Company Briefs: CapitaLand and City Developments

CapitaLand and City Developments

Developers CapitaLand and City Developments (CDL) will launch the residential part of their integrated project, Sengkang Grand Residences, at prices starting from $798,000 for one-bedroom plus study units, they said yesterday.

The housing component comprises 680 units across nine blocks, with sizes ranging from 474 sq ft for a one-bedroom plus study, to 1,324 sq ft for a four-bedroom premium plus flexi unit type. A two-bedroom unit will cost $998,000; a three-bedder, $1.5 million; and a four-bedroom premium plus flexi unit, $2.1 million.

Sengkang Grand Residences at Sengkang Central comes with a mall, a community club, a hawker centre and a bus interchange.

The 3.7ha property is a joint venture between CapitaLand and CDL. The preview for the sales gallery opens tomorrow, with bookings starting on Nov 2.

Suntec Reit

Suntec Reit yesterday posted a 5.1 per cent drop in distribution per unit to 2.365 cents for its third quarter ended Sept 30, from 2.491 cents a year ago. This was mainly due to an enlarged unit base, after units from a $200 million private placement were issued on May 6.

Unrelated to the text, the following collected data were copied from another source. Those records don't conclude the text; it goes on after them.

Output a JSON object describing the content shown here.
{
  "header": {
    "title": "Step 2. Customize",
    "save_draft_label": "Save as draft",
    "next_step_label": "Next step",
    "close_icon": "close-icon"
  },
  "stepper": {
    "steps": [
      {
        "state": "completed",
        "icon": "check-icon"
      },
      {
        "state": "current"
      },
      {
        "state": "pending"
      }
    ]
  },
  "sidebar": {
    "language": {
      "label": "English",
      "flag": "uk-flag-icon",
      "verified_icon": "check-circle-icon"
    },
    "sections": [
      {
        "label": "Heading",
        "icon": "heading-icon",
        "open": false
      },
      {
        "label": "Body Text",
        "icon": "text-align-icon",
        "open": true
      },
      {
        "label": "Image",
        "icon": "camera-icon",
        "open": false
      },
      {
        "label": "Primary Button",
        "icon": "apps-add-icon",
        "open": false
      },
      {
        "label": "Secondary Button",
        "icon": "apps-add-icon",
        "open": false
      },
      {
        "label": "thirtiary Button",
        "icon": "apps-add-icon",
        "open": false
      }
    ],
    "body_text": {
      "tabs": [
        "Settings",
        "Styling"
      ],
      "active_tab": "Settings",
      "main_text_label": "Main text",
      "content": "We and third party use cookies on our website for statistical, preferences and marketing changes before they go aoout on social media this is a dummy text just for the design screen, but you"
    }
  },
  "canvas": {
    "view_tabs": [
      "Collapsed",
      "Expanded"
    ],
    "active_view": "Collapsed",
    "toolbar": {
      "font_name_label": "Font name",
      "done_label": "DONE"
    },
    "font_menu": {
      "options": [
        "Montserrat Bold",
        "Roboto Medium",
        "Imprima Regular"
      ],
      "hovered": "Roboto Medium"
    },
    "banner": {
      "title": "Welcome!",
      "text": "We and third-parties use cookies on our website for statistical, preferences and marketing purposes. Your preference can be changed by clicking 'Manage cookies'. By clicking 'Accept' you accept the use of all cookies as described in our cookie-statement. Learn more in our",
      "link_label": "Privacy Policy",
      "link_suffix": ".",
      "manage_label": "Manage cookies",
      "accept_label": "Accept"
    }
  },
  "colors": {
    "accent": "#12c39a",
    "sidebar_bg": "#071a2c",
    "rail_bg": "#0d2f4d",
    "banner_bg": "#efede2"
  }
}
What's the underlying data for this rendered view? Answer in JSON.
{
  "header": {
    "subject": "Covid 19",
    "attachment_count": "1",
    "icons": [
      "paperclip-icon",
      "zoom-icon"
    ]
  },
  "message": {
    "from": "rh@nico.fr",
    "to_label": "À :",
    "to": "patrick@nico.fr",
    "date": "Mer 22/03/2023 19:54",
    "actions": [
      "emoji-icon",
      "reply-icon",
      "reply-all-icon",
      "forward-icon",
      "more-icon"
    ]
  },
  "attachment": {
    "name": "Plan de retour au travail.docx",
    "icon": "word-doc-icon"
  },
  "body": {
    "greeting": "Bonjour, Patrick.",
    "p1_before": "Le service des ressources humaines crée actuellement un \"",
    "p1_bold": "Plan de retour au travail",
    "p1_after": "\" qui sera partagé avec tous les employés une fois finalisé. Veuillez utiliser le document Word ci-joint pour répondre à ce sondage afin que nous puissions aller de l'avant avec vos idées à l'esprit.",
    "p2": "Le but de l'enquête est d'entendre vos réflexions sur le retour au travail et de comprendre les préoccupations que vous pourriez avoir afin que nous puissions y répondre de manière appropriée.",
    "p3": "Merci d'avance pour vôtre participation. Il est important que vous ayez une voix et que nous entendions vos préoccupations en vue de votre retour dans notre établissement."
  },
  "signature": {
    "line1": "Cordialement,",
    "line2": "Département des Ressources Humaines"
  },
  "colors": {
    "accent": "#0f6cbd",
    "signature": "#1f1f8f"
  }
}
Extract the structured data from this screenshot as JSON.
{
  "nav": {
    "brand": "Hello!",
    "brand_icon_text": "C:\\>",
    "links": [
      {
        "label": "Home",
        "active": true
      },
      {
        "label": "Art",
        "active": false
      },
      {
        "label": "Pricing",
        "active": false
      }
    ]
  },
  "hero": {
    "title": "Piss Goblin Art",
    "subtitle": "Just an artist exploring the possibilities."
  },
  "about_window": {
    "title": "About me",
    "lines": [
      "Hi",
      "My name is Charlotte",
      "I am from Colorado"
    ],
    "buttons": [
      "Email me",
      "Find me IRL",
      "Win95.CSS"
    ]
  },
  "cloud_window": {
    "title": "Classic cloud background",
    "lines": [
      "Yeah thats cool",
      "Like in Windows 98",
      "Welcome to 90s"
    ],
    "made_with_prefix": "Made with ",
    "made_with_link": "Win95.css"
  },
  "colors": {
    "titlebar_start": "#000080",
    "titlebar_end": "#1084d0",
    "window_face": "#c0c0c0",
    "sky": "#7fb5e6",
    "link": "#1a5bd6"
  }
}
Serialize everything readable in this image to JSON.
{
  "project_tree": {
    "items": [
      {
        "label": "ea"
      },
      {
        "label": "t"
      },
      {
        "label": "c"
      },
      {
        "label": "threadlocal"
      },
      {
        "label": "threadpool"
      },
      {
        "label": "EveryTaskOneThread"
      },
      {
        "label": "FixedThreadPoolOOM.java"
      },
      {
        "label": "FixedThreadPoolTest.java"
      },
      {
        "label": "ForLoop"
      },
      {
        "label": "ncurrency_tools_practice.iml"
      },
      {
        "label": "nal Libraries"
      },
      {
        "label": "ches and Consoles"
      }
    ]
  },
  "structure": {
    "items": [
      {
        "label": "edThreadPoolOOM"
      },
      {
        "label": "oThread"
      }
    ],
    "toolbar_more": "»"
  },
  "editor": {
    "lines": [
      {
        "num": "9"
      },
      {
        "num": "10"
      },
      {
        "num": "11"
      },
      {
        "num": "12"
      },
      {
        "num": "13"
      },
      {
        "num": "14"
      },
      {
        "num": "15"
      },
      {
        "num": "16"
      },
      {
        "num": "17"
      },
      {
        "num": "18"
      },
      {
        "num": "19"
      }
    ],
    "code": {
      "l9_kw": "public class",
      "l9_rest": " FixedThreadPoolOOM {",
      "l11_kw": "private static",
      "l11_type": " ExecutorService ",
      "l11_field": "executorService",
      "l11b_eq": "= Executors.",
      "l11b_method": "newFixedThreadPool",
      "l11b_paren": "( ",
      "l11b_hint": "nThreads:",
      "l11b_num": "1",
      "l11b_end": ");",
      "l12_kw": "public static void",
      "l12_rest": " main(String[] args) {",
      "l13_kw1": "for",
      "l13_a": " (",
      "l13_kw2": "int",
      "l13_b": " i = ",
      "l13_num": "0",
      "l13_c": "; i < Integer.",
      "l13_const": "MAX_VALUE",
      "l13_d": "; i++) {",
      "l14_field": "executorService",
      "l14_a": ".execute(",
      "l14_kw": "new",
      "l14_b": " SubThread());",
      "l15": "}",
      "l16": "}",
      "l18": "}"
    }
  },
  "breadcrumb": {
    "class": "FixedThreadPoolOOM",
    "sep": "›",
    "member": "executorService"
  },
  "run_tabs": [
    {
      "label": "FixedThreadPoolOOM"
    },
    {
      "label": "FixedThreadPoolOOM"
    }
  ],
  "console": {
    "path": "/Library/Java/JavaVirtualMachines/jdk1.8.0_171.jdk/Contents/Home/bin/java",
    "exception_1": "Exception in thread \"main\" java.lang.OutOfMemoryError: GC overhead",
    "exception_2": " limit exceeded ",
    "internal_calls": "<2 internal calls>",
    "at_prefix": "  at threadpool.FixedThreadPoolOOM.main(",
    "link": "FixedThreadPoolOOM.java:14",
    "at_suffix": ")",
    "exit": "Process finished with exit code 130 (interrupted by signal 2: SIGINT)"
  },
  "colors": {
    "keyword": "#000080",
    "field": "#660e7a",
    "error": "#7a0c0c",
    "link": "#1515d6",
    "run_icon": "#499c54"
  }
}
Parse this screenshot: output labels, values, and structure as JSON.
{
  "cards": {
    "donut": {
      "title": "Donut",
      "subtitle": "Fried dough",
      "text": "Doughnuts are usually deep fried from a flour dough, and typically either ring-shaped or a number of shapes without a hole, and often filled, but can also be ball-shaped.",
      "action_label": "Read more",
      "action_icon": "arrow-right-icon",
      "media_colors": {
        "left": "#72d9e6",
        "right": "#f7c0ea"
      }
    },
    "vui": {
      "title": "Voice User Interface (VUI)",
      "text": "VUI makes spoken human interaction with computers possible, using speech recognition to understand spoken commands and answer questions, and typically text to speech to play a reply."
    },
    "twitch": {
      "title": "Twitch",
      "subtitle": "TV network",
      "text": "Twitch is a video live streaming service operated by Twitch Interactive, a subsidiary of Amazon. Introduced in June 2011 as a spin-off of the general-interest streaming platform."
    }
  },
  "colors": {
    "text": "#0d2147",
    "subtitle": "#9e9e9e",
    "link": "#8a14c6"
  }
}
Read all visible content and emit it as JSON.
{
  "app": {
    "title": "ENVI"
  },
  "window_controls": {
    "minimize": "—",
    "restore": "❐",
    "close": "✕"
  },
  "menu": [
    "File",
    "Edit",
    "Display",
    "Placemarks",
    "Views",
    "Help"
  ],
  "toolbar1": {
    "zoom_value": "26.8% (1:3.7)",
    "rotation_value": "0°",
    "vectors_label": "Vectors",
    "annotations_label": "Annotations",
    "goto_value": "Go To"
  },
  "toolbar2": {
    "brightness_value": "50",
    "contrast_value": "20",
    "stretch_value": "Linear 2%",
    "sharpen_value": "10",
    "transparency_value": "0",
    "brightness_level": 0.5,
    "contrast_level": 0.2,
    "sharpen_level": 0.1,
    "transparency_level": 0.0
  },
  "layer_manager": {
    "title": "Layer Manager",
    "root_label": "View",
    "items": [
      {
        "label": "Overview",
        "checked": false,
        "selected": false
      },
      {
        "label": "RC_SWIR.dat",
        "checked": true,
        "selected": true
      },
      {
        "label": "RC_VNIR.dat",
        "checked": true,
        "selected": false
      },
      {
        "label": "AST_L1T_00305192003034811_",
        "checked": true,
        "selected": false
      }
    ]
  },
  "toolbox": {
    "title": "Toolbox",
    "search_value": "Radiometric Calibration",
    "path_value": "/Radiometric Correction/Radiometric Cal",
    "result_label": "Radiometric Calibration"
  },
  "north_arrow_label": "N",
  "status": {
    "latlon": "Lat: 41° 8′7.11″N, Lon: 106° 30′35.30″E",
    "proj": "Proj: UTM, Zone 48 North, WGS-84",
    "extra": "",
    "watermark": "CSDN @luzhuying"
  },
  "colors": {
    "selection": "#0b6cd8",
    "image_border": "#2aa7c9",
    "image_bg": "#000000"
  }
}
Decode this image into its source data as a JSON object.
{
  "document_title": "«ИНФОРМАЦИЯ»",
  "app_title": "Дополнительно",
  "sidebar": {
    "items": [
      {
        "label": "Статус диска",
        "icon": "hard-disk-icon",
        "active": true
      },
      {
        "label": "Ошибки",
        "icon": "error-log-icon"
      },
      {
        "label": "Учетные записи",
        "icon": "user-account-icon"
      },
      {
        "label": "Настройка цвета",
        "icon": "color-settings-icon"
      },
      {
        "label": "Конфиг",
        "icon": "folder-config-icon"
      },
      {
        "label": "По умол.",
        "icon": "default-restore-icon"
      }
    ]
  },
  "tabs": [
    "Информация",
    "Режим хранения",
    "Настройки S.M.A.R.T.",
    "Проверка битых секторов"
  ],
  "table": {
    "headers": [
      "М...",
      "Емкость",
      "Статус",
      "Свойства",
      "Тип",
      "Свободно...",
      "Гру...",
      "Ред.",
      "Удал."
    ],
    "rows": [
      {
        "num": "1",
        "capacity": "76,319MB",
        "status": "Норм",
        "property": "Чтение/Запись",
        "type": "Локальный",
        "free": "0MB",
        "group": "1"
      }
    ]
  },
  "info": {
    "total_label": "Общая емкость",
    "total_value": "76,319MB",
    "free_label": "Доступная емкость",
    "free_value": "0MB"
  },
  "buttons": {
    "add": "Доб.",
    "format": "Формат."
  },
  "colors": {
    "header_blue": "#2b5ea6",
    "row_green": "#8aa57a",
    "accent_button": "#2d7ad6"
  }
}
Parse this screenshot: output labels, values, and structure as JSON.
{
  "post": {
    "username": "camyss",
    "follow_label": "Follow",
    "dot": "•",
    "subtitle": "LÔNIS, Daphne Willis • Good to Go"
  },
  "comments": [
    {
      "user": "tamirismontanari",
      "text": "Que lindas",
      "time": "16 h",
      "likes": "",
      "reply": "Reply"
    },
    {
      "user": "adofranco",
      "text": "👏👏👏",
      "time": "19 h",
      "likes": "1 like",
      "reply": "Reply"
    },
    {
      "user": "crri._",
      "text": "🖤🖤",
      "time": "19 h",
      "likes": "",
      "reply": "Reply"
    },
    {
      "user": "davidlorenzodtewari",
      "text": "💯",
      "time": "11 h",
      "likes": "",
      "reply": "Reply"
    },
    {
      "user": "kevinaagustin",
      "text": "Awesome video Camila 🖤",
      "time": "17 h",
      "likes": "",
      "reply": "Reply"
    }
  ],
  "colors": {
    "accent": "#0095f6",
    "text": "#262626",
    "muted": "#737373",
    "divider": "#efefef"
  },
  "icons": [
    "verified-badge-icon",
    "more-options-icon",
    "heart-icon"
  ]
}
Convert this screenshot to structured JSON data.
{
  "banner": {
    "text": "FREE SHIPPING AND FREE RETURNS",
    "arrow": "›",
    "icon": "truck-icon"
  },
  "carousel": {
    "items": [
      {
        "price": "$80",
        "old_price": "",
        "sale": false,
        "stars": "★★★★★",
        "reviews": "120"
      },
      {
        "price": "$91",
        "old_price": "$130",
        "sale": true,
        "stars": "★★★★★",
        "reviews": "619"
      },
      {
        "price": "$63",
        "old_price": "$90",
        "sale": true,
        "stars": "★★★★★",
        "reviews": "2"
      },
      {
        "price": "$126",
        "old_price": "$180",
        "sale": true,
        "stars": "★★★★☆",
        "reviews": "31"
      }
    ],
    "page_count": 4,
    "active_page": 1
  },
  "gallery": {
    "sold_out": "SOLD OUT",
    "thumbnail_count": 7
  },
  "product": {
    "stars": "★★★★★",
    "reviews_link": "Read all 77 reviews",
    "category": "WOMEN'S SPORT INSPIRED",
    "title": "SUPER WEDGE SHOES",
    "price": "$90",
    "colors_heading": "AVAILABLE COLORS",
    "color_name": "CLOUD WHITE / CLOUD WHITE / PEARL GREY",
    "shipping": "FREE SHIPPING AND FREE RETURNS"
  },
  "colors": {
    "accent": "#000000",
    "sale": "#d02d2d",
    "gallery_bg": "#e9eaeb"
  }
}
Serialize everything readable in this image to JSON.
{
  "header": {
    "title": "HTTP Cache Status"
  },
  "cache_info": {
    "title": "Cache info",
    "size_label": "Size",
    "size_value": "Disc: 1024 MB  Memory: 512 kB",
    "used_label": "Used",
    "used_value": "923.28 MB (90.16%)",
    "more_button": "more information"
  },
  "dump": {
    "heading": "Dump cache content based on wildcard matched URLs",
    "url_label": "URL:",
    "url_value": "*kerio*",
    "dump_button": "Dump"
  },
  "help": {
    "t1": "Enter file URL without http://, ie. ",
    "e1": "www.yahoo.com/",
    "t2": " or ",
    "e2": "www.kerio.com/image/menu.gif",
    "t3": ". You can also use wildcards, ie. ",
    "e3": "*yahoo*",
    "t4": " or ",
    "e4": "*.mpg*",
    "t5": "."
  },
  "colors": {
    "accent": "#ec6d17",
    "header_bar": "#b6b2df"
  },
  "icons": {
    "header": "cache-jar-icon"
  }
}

The distribution will be paid out on Nov 28, after books closure on Nov 1.

Distributable income dipped 0.4 per cent year on year to $66.2 million for the third quarter as a result of lower capital distribution.

Meanwhile, distributable income from operations rose 5.7 per cent to $59.7 million from the year-ago quarter. Gross revenue was up 3.5 per cent on the year at $91.9 million for the quarter, from $88.8 million.

Frasers Centrepoint Trust

Frasers Centrepoint Trust's distribution per unit rose 1.8 per cent to 2.913 cents, from 2.862 cents a year ago for the fourth quarter ended Sept 30, boosted by higher portfolio occupancy and contributions.

Gross revenue was down 0.5 per cent at $48.3 million for the quarter, from $48.5 million a year ago.

Net property income edged down 0.1 per cent on the year to $32.85 million for the quarter, from $32.88 million a year ago.

Net non-property expenses stood at $11.1 million, $1.6 million higher than a year ago.

Income available for distribution rose 17.9 per cent year on year to $30.4 million, from $25.8 million. The distribution will be paid out on Nov 29, after books closure on Nov 1.